Trace shows error propagation:
  [API Gateway] status: 500
    [Order Service] status: 500
      [Payment Service] status: 503
        [Stripe API] status: timeout
        
  Root cause: Stripe API timeout at the leaf span
  Every parent span failed because of this one timeout
  Without traces: you see a 500 at the gateway with no context

Identifying Cascading Failures

Trace pattern during cascade:
  Multiple traces show:
    Service A --> Service B (timeout after 30s)
    Service A retries --> Service B (timeout after 30s)
    Service A retries --> Service B (timeout after 30s)
    
  Service A's thread pool is now exhausted waiting for Service B
  Service C calls Service A --> Service A returns 503 (no threads available)
  
  Traces reveal: Service B is the root cause, Service A is the victim,
  Service C is collateral damage

Common Pitfalls

  • Broken context propagation.

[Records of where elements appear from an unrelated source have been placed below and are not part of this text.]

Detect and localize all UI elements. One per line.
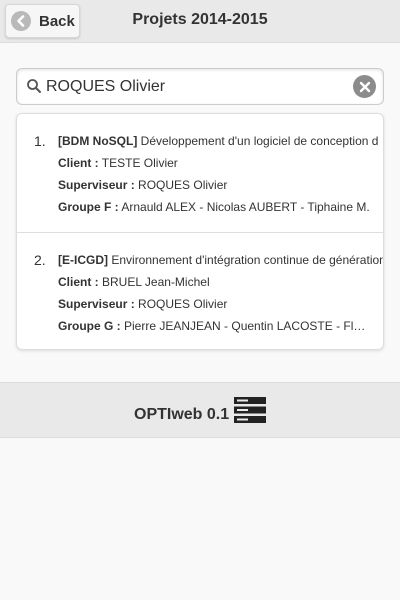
item-title: [BDM NoSQL] Développement d'un logiciel … [58, 134, 378, 148]
client-value: TESTE Olivier [101, 156, 178, 170]
item-number: 1. [34, 133, 46, 149]
item-title-text: Développement d'un logiciel de conceptio… [140, 134, 379, 148]
supervisor-label: Superviseur : [58, 297, 135, 311]
supervisor-value: ROQUES Olivier [138, 297, 228, 311]
list-item[interactable]: 2. [E-ICGD] Environnement d'intégration … [17, 232, 384, 349]
supervisor-label: Superviseur : [58, 178, 135, 192]
group-value: Arnauld ALEX - Nicolas AUBERT - Tiphaine… [121, 200, 370, 214]
client-value: BRUEL Jean-Michel [102, 275, 210, 289]
item-tag: [BDM NoSQL] [58, 134, 138, 148]
clear-icon[interactable] [353, 75, 376, 98]
item-supervisor: Superviseur : ROQUES Olivier [58, 297, 227, 311]
group-label: Groupe F : [58, 200, 119, 214]
item-group: Groupe F : Arnauld ALEX - Nicolas AUBERT… [58, 200, 370, 214]
search-box [16, 68, 384, 105]
client-label: Client : [58, 275, 99, 289]
item-title-text: Environnement d'intégration continue de … [111, 253, 384, 267]
item-group: Groupe G : Pierre JEANJEAN - Quentin LAC… [58, 319, 370, 333]
item-client: Client : BRUEL Jean-Michel [58, 275, 210, 289]
item-number: 2. [34, 252, 46, 268]
server-icon [233, 396, 267, 424]
group-value: Pierre JEANJEAN - Quentin LACOSTE - Flor… [124, 319, 370, 333]
search-icon [26, 78, 42, 94]
footer-bar: OPTIweb 0.1 [0, 382, 400, 438]
header-bar: Back Projets 2014-2015 [0, 0, 400, 43]
footer-app-name: OPTIweb 0.1 [134, 406, 230, 423]
client-label: Client : [58, 156, 99, 170]
item-supervisor: Superviseur : ROQUES Olivier [58, 178, 227, 192]
group-label: Groupe G : [58, 319, 121, 333]
list-item[interactable]: 1. [BDM NoSQL] Développement d'un logici… [17, 114, 383, 232]
page: Back Projets 2014-2015 1. [BDM NoSQL] Dé… [0, 0, 400, 600]
item-tag: [E-ICGD] [58, 253, 108, 267]
results-list: 1. [BDM NoSQL] Développement d'un logici… [16, 113, 384, 350]
item-title: [E-ICGD] Environnement d'intégration con… [58, 253, 384, 267]
page-title: Projets 2014-2015 [132, 11, 268, 28]
search-input[interactable] [46, 73, 346, 100]
supervisor-value: ROQUES Olivier [138, 178, 228, 192]
item-client: Client : TESTE Olivier [58, 156, 178, 170]
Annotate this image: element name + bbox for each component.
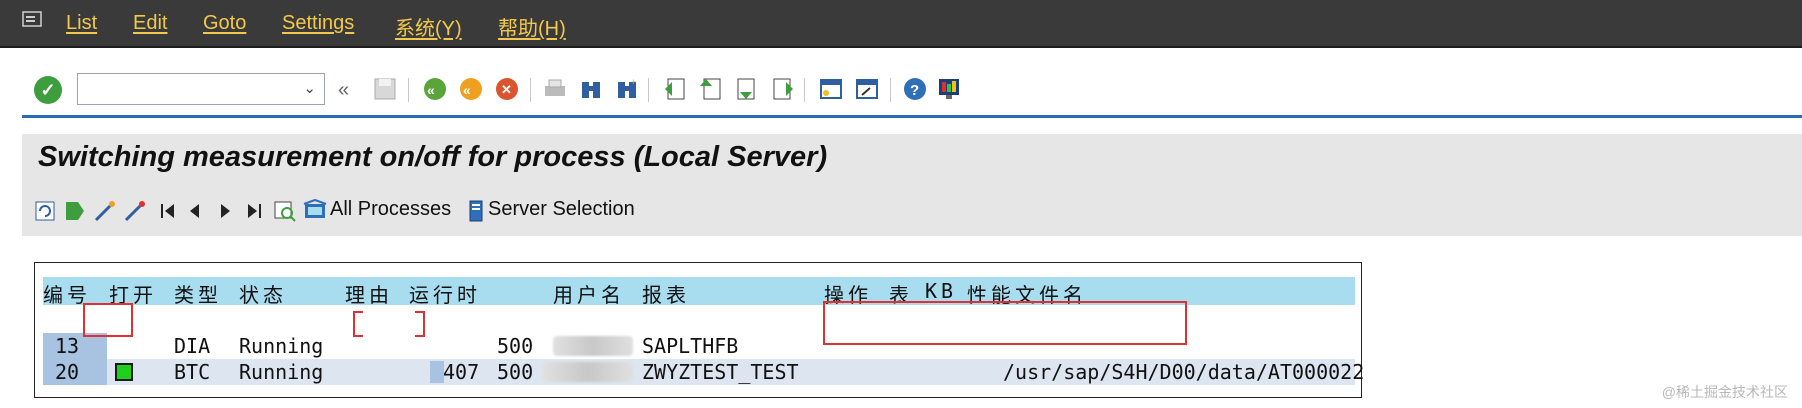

If any service in the chain does not propagate the trace context, the trace splits into disconnected fragments. Test propagation across every service boundary.
  • Sampling away all interesting traces. Random 1% sampling misses most errors and latency outliers. Use tail-based sampling or always-on sampling for errors.
  • Too many spans per trace. Instrumenting every function call creates traces with thousands of spans that are expensive to store and hard to read. Instrument service boundaries and significant operations, not every method.
  • Missing async propagation. Trace context often breaks at message queue boundaries. Explicitly inject context into message headers and extract it on the consumer side.
  • No span attributes. Spans without attributes (user ID, order ID, error message) provide timing but no debugging context. Add relevant business attributes to spans.
  • Vendor lock-in through proprietary instrumentation. Using vendor-specific tracing SDKs ties you to one backend. OpenTelemetry provides vendor-neutral instrumentation.

Key Takeaways

  • A trace follows one request end-to-end. Spans are the building blocks, forming a tree that shows timing and causality across services.
  • Context propagation is the foundation. If trace context does not cross every service boundary, tracing is incomplete and misleading.
  • Tail-based sampling captures interesting traces (errors, latency outliers) that head-based sampling misses. Use it if your infrastructure budget allows.
  • OpenTelemetry is the standard for vendor-neutral instrumentation. It supports auto-instrumentation for common libraries and manual instrumentation for business logic.
  • Traces excel at answering "where is the bottleneck" and "what caused this error cascade." Combine with metrics for breadth and logs for depth.